AuthorCulture — Along with Linda Yezak and Lynnette Bonner, K.M. Weiland also writes for AuthorCulture. These three ladies always have something interesting to say, and frequently use examples from their own projects. At the end of the month, they share a roundup of resources they’ve uncovered over the month that may help you, and you sure don’t want to miss Fabulously Fun Fridays at AuthorCulture–it’s like a box of chocolates; you never know what you’ll get!
777 Peppermint Place — Linda Yezak, pre-published author, shares about personal goings-on, but most often about her writing life. Whether it’s regarding her adventures of rewriting her book, finding an agent, or mulling over her diet, her posts are always fun.

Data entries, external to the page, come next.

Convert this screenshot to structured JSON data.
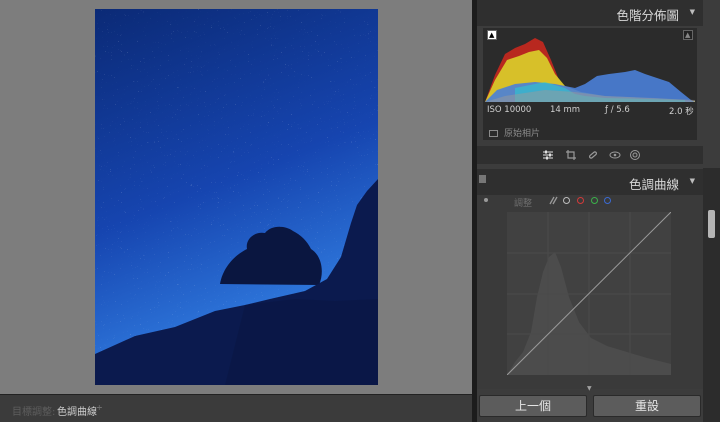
{
  "bottom_bar": {
    "target_label": "目標調整:",
    "target_value": "色調曲線",
    "target_arrow": "÷"
  },
  "histogram": {
    "title": "色階分佈圖",
    "exif": {
      "iso": "ISO 10000",
      "focal": "14 mm",
      "aperture": "ƒ / 5.6",
      "shutter": "2.0 秒"
    },
    "original_photo_label": "原始相片"
  },
  "tool_strip": {
    "icons": [
      "sliders-icon",
      "crop-icon",
      "heal-brush-icon",
      "red-eye-icon",
      "radial-filter-icon"
    ]
  },
  "tone_curve": {
    "title": "色調曲線",
    "adjust_label": "調整",
    "channel_colors": {
      "rgb": "#bdbdbd",
      "red": "#d23a3a",
      "green": "#3ab04a",
      "blue": "#3a6ad2"
    }
  },
  "buttons": {
    "previous": "上一個",
    "reset": "重設"
  },
  "colors": {
    "canvas_bg": "#7d7d7d",
    "panel_bg": "#3c3c3c",
    "sky_top": "#0a2a78",
    "sky_bottom": "#2f7ae0"
  }
}
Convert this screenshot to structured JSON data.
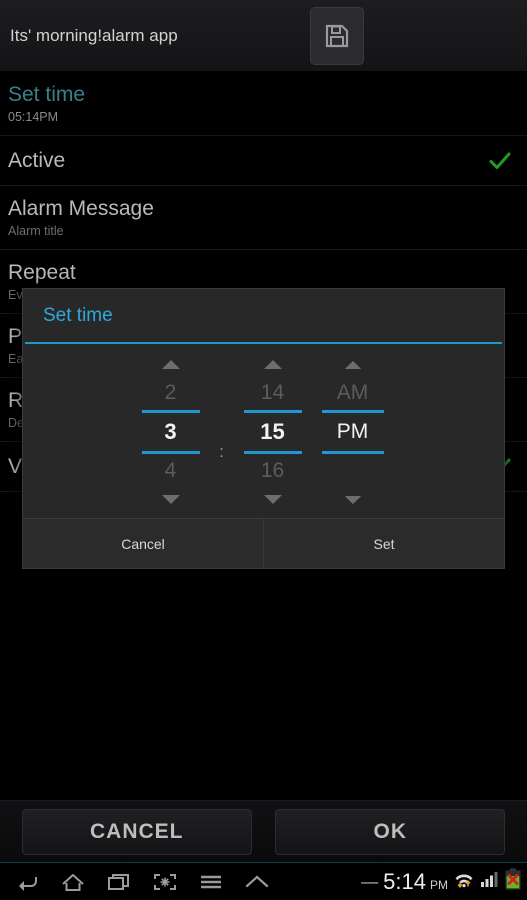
{
  "header": {
    "app_title": "Its' morning!alarm app",
    "save_icon": "save-floppy-icon"
  },
  "settings_rows": [
    {
      "title": "Set time",
      "subtitle": "05:14PM",
      "accent": true,
      "checked": false
    },
    {
      "title": "Active",
      "subtitle": "",
      "accent": false,
      "checked": true
    },
    {
      "title": "Alarm Message",
      "subtitle": "Alarm title",
      "accent": false,
      "checked": false
    },
    {
      "title": "Repeat",
      "subtitle": "Every Day",
      "accent": false,
      "checked": false
    },
    {
      "title": "Puzzle",
      "subtitle": "Easy",
      "accent": false,
      "checked": false
    },
    {
      "title": "Ringtone",
      "subtitle": "Default",
      "accent": false,
      "checked": false
    },
    {
      "title": "Vibrate",
      "subtitle": "",
      "accent": false,
      "checked": true
    }
  ],
  "dialog": {
    "title": "Set time",
    "hour": {
      "prev": "2",
      "current": "3",
      "next": "4"
    },
    "minute": {
      "prev": "14",
      "current": "15",
      "next": "16"
    },
    "ampm": {
      "prev": "AM",
      "current": "PM",
      "next": ""
    },
    "separator": ":",
    "cancel_label": "Cancel",
    "set_label": "Set"
  },
  "action_bar": {
    "cancel_label": "CANCEL",
    "ok_label": "OK"
  },
  "navbar": {
    "icons": [
      "back-icon",
      "home-icon",
      "recents-icon",
      "screenshot-icon",
      "menu-icon",
      "chevron-up-icon"
    ],
    "status": {
      "dash": "—",
      "time": "5:14",
      "ampm": "PM",
      "wifi_icon": "wifi-icon",
      "signal_icon": "signal-bars-icon",
      "battery_icon": "battery-error-icon"
    }
  },
  "colors": {
    "accent_blue": "#2196cf",
    "dim_teal": "#3b7f8c",
    "check_green": "#1f9e22",
    "battery_green": "#5eb82a",
    "battery_error_red": "#d32020"
  }
}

The Graveyard Shift — Non-fiction author and former cop Lee Lofland’s blog is always informative, especially if you’re writing crime fiction. He reviews episodes of ABC’s Castle, detailing why things wouldn’t work from a cop’s perspective, but also details topics pertinent to those writing crime fiction, or are even just curious about how things work. His book, Police Procedure & Investigation was published through Writer’s Digest Books, and is extremely helpful. He also is a member of a Yahoo! group on writing crime fiction, crimescenewriter.
The Character Therapist — Writer and Licensed Therapist Jeannie Campbell has one of the most unique blogs for writers out there. She posts twice a week, Tuesdays and Thursdays. Every Tuesday, she selects a character sketch or outline from her readers and puts the characters on the couch, so to speak. She takes your premise as a guide, then tells you from a psychological point of view why your characters would or wouldn’t work. She’ll also give you ideas to tweak your characters to bring them in line with what would be acceptable behavior if they’re way out of line. Thursdays, Jeannie tends to go through various psychological maladies and how you could use them in your writing. Like Query Shark, be sure to read the rules, though there aren’t as many and they aren’t as strict as The Shark.

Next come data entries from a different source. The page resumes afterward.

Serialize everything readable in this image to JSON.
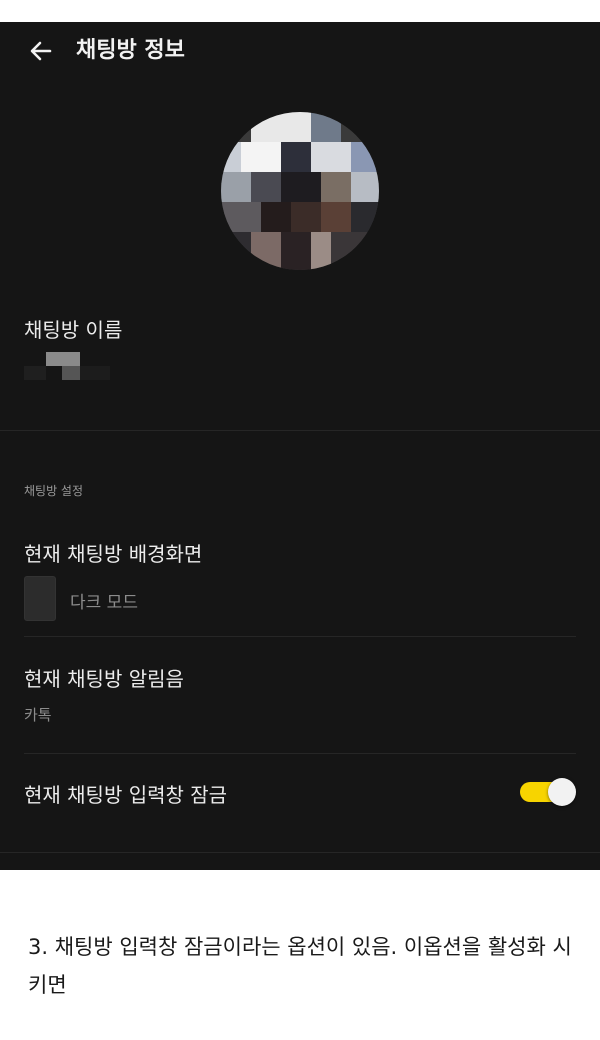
{
  "header": {
    "title": "채팅방 정보",
    "back_icon": "arrow-left-icon"
  },
  "profile": {
    "avatar": "blurred-profile-image"
  },
  "room_name": {
    "label": "채팅방 이름",
    "value_state": "blurred"
  },
  "settings": {
    "section_title": "채팅방 설정",
    "background": {
      "title": "현재 채팅방 배경화면",
      "value": "다크 모드"
    },
    "notification": {
      "title": "현재 채팅방 알림음",
      "value": "카톡"
    },
    "input_lock": {
      "title": "현재 채팅방 입력창 잠금",
      "enabled": true
    }
  },
  "caption": {
    "text": "3. 채팅방 입력창 잠금이라는 옵션이 있음. 이옵션을 활성화 시키면"
  },
  "colors": {
    "background": "#151515",
    "toggle_on": "#f7d400",
    "text_primary": "#ececec",
    "text_secondary": "#8c8c8c"
  }
}
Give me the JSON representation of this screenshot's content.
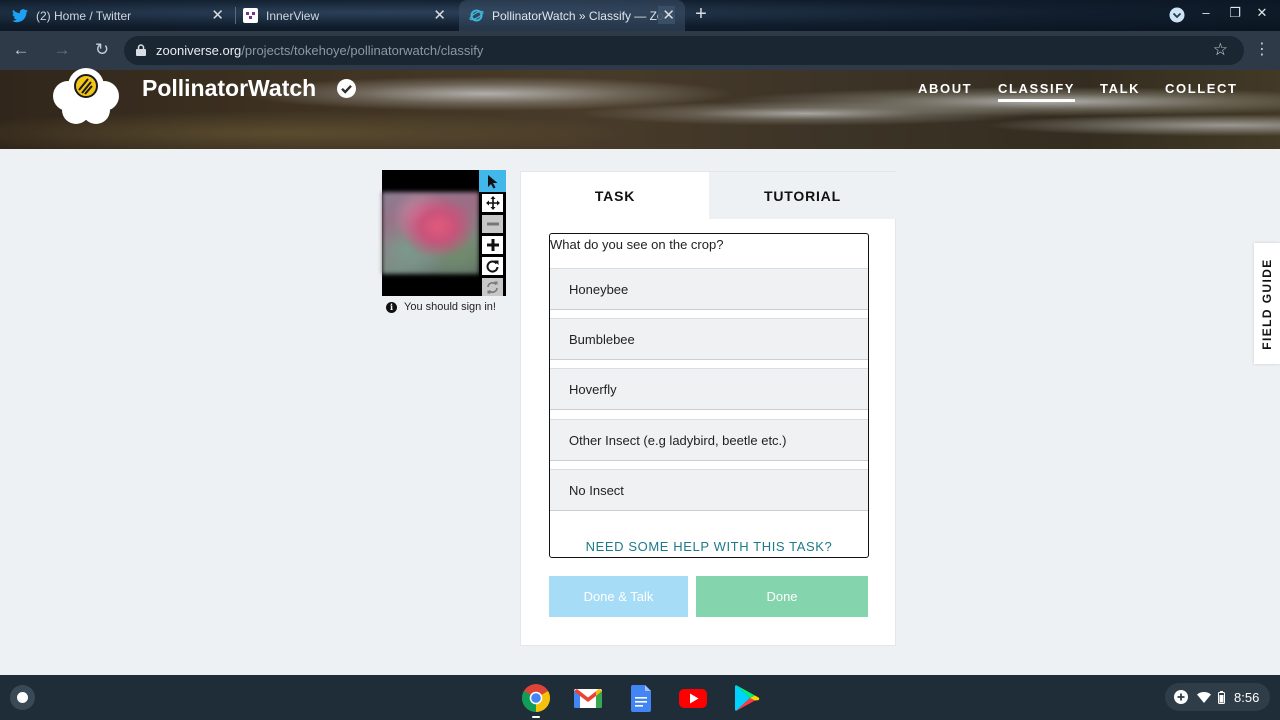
{
  "browser": {
    "tabs": [
      {
        "title": "(2) Home / Twitter",
        "icon": "twitter-icon"
      },
      {
        "title": "InnerView",
        "icon": "innerview-icon"
      },
      {
        "title": "PollinatorWatch » Classify — Zo",
        "icon": "zooniverse-icon",
        "active": true
      }
    ],
    "url_host": "zooniverse.org",
    "url_path": "/projects/tokehoye/pollinatorwatch/classify"
  },
  "project": {
    "title": "PollinatorWatch",
    "nav": [
      "ABOUT",
      "CLASSIFY",
      "TALK",
      "COLLECT"
    ],
    "active_nav": "CLASSIFY"
  },
  "viewer": {
    "tools": [
      "pointer-icon",
      "move-icon",
      "zoom-out-icon",
      "zoom-in-icon",
      "rotate-icon",
      "reset-icon"
    ],
    "signin_note": "You should sign in!"
  },
  "panel": {
    "tabs": [
      "TASK",
      "TUTORIAL"
    ],
    "question": "What do you see on the crop?",
    "answers": [
      "Honeybee",
      "Bumblebee",
      "Hoverfly",
      "Other Insect (e.g ladybird, beetle etc.)",
      "No Insect"
    ],
    "help_link": "NEED SOME HELP WITH THIS TASK?",
    "done_talk_label": "Done & Talk",
    "done_label": "Done"
  },
  "field_guide": "FIELD GUIDE",
  "shelf": {
    "apps": [
      "chrome-icon",
      "gmail-icon",
      "docs-icon",
      "youtube-icon",
      "play-store-icon"
    ],
    "time": "8:56"
  },
  "colors": {
    "done_talk": "#a6dcf5",
    "done": "#84d4ad",
    "help_link": "#1d7a8a",
    "selected_tool": "#42b7ea"
  }
}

Some may say that Twitter isn’t worth the time, however I’ve found that I learn a lot from following agents and authors on Twitter. Some of the time it’s just a nodding, ‘I’m going to file that away’. Other times, it’s an aghast open mouth thinking ‘what where they thinking?’ (These are usually from seeing something marked #queryquotes — a very good search to save!)
Since time is running short, here’s just my top 10. You can find more by following me, @righter1 and either my list ‘Important Folks’ or ‘Agents’.
@WolfsonLiterary (she may not have started #queryquotes, but I think she’s the queen now!)
So, I’ve shared mine. How about you? What are some of the resources you couldn’t live without online?